Description
Abstract
Proposing the addition of ink!
messages which do not enforce reading and decoding the top level [ink(storage)]
struct. This would provide additional flexibility to contract authors, and provides an "escape hatch" in case the data at the root key of the contract cannot be decoded into the top level storage struct.
Motivation
ink!
messages are currently required to be methods with a &self
or &mut self
receiver. In both cases the top level contract storage struct is first loaded from storage and passed in as the self
argument. For &mut self
the storage struct is persisted following successful execution of the message logic.

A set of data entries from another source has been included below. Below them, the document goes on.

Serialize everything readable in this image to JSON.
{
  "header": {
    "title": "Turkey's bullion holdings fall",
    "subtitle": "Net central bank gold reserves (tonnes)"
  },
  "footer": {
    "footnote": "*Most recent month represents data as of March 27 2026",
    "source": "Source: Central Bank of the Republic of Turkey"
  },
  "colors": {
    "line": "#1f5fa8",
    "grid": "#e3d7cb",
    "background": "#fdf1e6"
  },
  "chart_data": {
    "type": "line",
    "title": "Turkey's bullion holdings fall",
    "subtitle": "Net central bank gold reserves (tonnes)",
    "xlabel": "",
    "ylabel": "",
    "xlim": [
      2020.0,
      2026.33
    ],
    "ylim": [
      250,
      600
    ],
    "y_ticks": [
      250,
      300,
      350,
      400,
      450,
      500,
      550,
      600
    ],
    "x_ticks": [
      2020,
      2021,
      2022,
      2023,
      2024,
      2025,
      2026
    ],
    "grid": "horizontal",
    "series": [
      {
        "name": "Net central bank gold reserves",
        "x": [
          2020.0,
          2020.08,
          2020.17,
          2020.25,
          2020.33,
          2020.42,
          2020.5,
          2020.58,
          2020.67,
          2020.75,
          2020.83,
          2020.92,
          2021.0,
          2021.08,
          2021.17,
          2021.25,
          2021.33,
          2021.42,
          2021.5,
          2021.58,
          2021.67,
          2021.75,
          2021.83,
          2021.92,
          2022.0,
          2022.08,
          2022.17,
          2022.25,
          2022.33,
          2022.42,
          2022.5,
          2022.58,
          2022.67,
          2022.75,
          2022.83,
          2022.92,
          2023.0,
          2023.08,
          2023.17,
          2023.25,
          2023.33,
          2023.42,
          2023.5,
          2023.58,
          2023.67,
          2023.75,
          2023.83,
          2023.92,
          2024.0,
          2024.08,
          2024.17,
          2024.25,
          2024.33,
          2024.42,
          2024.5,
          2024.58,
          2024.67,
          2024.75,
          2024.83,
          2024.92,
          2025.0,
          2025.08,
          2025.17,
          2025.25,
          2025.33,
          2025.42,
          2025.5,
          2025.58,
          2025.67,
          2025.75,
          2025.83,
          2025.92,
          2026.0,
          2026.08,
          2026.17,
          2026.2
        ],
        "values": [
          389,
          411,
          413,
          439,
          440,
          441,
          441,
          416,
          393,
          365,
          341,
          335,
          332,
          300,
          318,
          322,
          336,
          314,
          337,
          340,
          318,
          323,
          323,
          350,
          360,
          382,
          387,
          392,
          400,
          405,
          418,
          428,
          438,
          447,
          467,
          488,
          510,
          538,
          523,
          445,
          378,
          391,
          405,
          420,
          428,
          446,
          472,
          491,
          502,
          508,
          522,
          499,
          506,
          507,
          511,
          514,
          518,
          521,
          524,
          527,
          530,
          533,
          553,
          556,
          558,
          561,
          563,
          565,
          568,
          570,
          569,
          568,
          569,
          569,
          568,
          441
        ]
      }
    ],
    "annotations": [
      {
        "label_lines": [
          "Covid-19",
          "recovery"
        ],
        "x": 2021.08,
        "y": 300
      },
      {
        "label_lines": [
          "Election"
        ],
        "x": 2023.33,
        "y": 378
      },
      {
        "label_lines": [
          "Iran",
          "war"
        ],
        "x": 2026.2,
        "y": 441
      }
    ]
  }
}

One problem with this is that if the storage data at the root storage key of the contract cannot be successfully decoded into the storage struct, then the contract will be permanently* "bricked". This can happen either by the storage being corrupted via a direct write to set_contract_storage
, or during migration to a new version of a contract via set_code_hash
where the new version of the contract has an incompatible layout with the data at the root storage key.
The following example illustrates:
#[ink(storage)]
struct MyContract {
value: u32,
}
#[ink(message)]
fn migrate_storage(&self) {
const STORAGE_KEY: u32 = 0x00000000;
let new_value = self.value as u64;
ink::env::set_contract_storage(&STORAGE_KEY, &new_value);
}
#[ink(message)]
fn set_code(&mut self, code_hash: Hash) {
// this message cannot be called because the storage will fail to decode.
self.env().set_code_hash(&code_hash).unwrap()
}
The call to migrate_storage
writes directly to the contract storage, upgrading the value
from a u32
to a u64
. A subsequent call to set_code
(or any other message) would now fail because the u64
cannot be decoded into the original u32
(see #1897). Note that decoding errors can also occur with other any other invalid/corrupted data.
Therefore we need a way to be able to call messages such as set_code
which do not have the constraint of pre-loading the storage level struct.
* The "bricked" contract could be fixed by calling the priveleged set_code
extrinsic on pallet_contracts
, but this would require the contract author coordinating with the sudo
owner or via governance.
Specification
Rust allows "associated functions" in impl blocks which do not take a self
receiver. These can be used for messages which do not load the root contract storage before message invocation. Using the example above, the set_code
function becomes:
#[ink(message)]
fn set_code(code_hash: Hash) {
ink::env::set_code_hash::<<Self as ink::env::ContractEnv>::Env>(&code_hash).unwrap()
}
This allows the contract code to be updated without first requiring to load the contract state, which would fail.
Considerations
Does this pattern open up any security vulnerabilities, or otherwise introduce a footgun for contract authors? Should we allow contracts to be bricked, and encourage better testing to avoid the eventuality instead?
Alternatively we could encourage writing all contracts using Lazy
and Mapping
values at the top level, which could avoid some of the problems by not expecting any data to be stored at the top level. Of course this would still be affected by storage corruption if any data happens to be written directly to the root storage key.
Rationale
The layout of the contract storage can change, either intentionally for migration or accidentally/maliciously by directly writing to contract storage via ink::env::set_contract_storage
. In this and other cases where we do not want or need to load the root contract state before executing a message, ink!
messages which do not accept a self
instance of the root contract storage should be provided.